Такова важнейшая сторона динамического существования актера в спектакле. «Лицедейство всегда должно чувствоваться за и под воплощением. Если же воплощение подавит лицедейство – исчезнет само игровое воззрение на мир, свобода от его отвердений как чего-то временного, и тварь заслонит творца» [Гачев, 1968, 248].

«Актер оказывается тем особым масштабом, который сопоставляет мир искусства с миром как таковым, организует и направляет наше восприятие пространственно-временных обстоятельств спектакля» [Калмановский, 1984, 87]. Он не только воспроизводит текст и следует авторским ремаркам, но преображает данный ему материал, обращаясь «к своему голосу, интонации, декламации, фигуре, – словом, к своей маске-лицу (persona)» [Там же, 32]. Он играет, пользуясь различными средствами, данными ему природой, использует свои психологические и физические возможности. «Его игра, несмотря на возможности импровизации, подчинена строгому порядку, организована, в том числе, благодаря ритму спектакля. Актер – личность „безличная“; свое реальное лицо покидающая за кулисами, в своей уборной, и выносящая на сцену хотя свое же, но не реальное, а художественное лицо и свою „роль“ воображаемого лица» [Шпет, 1988, 41].

Игра – это форма и смысл театра. Театр существует ради игры. Он придает ей осмысленность и законченность. «В написанной пьесе – действие – пустое место, которое должно быть заполнено актером, искусство коего <…> никак не вторичное, повторяющееся какое-то действие, а первичное – подлинное творчество» [Там же, 34]. Традиционно игра претендует на целостность, так как в основе создания театральных образов лежит синтез. Но возможно обратное, когда в игре преобладает анализ, что типично для авангардного театра. Тогда игра распадается на составляющие, и одна из них начинает доминировать в спектакле.

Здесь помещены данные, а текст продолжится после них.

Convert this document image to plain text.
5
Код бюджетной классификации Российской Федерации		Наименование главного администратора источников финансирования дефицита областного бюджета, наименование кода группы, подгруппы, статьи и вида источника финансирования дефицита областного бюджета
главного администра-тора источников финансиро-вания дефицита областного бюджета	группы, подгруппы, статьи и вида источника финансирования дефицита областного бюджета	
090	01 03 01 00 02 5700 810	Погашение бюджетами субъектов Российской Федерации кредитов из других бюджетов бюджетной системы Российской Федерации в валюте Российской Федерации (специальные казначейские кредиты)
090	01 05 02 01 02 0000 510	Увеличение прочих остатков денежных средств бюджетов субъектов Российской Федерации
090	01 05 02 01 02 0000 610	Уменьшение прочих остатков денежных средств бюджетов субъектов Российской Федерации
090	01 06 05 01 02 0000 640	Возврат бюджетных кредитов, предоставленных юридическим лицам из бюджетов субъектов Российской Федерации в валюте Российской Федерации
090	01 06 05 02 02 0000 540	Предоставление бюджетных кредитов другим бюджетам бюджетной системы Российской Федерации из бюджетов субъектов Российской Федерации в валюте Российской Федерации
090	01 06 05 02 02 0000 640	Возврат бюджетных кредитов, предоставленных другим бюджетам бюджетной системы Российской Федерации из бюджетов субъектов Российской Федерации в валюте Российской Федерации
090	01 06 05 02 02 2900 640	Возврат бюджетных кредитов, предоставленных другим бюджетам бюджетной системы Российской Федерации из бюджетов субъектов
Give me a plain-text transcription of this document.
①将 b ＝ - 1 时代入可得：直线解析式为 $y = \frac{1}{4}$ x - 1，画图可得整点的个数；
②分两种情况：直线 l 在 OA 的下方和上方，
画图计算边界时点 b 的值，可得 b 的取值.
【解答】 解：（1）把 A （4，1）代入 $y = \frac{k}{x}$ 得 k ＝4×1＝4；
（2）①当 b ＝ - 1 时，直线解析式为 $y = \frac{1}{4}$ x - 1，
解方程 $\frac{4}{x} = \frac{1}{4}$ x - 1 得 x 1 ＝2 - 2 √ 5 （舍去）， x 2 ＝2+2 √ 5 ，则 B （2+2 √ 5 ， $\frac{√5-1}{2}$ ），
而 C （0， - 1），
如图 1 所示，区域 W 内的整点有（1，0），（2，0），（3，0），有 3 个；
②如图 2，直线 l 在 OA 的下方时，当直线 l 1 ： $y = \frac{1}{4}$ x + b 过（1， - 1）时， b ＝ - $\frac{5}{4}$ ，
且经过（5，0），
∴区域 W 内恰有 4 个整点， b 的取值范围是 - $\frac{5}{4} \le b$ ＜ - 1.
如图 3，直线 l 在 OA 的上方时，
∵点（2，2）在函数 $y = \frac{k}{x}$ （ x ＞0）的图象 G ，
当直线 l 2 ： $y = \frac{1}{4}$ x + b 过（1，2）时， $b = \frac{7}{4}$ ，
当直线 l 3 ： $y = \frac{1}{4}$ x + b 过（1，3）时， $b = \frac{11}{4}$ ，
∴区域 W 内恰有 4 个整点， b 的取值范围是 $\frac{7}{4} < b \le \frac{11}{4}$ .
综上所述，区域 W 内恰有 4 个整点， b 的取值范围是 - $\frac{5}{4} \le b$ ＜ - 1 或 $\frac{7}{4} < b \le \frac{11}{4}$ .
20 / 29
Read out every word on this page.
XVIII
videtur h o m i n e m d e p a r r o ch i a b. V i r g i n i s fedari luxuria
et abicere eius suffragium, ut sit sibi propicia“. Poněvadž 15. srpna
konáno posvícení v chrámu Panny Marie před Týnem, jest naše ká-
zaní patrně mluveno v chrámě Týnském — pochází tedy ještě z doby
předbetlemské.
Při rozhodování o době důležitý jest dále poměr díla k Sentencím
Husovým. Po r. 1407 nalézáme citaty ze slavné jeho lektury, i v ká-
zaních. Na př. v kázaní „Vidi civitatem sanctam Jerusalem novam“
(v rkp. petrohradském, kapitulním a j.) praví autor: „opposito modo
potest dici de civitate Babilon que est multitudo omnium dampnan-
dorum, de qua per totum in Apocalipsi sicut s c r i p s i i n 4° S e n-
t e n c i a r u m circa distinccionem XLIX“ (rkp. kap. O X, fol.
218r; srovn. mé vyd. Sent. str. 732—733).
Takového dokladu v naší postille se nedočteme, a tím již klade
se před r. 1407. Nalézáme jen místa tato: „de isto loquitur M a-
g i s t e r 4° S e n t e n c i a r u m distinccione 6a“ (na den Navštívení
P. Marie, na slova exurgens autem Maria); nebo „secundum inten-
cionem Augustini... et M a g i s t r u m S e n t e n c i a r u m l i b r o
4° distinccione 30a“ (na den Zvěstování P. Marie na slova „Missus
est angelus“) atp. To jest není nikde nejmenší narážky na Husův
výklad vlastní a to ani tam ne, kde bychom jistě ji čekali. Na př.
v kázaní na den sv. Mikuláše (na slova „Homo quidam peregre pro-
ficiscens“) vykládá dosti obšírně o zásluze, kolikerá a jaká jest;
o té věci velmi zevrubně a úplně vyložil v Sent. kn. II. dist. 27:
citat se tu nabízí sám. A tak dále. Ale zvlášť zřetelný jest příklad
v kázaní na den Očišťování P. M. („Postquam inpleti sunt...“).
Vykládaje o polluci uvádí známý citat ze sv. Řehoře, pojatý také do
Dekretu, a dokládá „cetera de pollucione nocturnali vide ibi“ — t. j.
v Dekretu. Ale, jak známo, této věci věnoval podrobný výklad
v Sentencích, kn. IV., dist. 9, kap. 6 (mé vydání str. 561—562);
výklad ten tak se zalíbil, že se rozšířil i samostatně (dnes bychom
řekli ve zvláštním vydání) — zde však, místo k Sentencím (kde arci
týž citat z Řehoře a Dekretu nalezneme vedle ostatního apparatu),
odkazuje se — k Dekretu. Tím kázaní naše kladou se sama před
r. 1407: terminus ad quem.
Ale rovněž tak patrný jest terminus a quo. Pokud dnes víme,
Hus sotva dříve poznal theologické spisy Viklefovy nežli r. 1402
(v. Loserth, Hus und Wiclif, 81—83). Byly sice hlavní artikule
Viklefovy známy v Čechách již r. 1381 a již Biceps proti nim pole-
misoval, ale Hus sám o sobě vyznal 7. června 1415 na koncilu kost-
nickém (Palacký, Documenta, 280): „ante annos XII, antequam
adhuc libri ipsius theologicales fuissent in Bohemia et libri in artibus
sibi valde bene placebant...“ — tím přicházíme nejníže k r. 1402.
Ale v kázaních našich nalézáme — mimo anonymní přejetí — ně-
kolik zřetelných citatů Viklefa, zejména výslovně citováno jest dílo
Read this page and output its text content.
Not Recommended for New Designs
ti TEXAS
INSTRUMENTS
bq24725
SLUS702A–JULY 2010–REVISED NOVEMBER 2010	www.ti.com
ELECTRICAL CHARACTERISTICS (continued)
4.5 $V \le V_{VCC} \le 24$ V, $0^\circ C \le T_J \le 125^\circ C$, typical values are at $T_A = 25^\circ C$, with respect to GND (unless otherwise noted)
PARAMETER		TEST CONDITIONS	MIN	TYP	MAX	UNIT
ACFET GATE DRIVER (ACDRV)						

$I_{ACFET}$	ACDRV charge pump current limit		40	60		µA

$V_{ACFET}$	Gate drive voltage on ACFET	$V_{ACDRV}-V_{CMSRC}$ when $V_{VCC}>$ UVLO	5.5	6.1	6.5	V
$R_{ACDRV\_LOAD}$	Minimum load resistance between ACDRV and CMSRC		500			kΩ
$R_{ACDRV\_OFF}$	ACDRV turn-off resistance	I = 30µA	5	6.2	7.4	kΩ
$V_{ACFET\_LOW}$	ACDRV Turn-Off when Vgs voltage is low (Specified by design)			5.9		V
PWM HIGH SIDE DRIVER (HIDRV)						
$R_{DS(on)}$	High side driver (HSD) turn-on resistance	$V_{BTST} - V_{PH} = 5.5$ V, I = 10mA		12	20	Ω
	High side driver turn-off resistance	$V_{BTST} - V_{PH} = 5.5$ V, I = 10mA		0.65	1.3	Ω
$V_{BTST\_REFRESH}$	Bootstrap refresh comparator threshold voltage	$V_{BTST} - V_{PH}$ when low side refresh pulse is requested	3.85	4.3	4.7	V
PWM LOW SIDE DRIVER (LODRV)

Такой доминантой выступает действие, превалирующее над словом и перевоплощением, что разрешает назвать театр искусством действования [В. Н. Всеволодский-Гернгросс]. Действия актера не хаотичны и подчинены «сверхзаданию» даже в том случае, если оно явно не сформулировано. Они насыщены смыслом наравне со словом. Эти действия, даже совпадая внешне с реальными, повседневными и бытовыми, таковыми не являются. Внутренне они с ними расподоблены, что соответственно меняет их рисунок. Среди действий может выделяться движение, и тогда сцена становится настоящей «областью движения» [М. М. Волькенщтейн]. Различные его виды структурируют пространство, раскрывают внутренний мир персонажа, его отношения с другими действующими лицами. Движению сопутствуют сценические жесты.

Театральное движение, как бы оно ни копировало реальное, никогда с ним не сближается, что не раз подчеркивается на сцене. Так, в старинном театре существовали правила постановки ног актера, вырабатывалась специальная сценическая походка, «балетная выступка». Просчитывались все возможные варианты положения актера на сцене относительно зрительного зала и других персонажей. Всем корпусом он, например, поворачивался к зрителям, головой – к персонажам. Г. Д. Гачев в своей работе «Содержательность художественных форм. Эпос. Лирика. Драма», рассматривая различные виды пространства, возникающие в театре, замечает, что актеры на сцене «действуют не в круговом, но в обращенном пространстве – повернувшись к зрителю» [Гачев, 1968, 216].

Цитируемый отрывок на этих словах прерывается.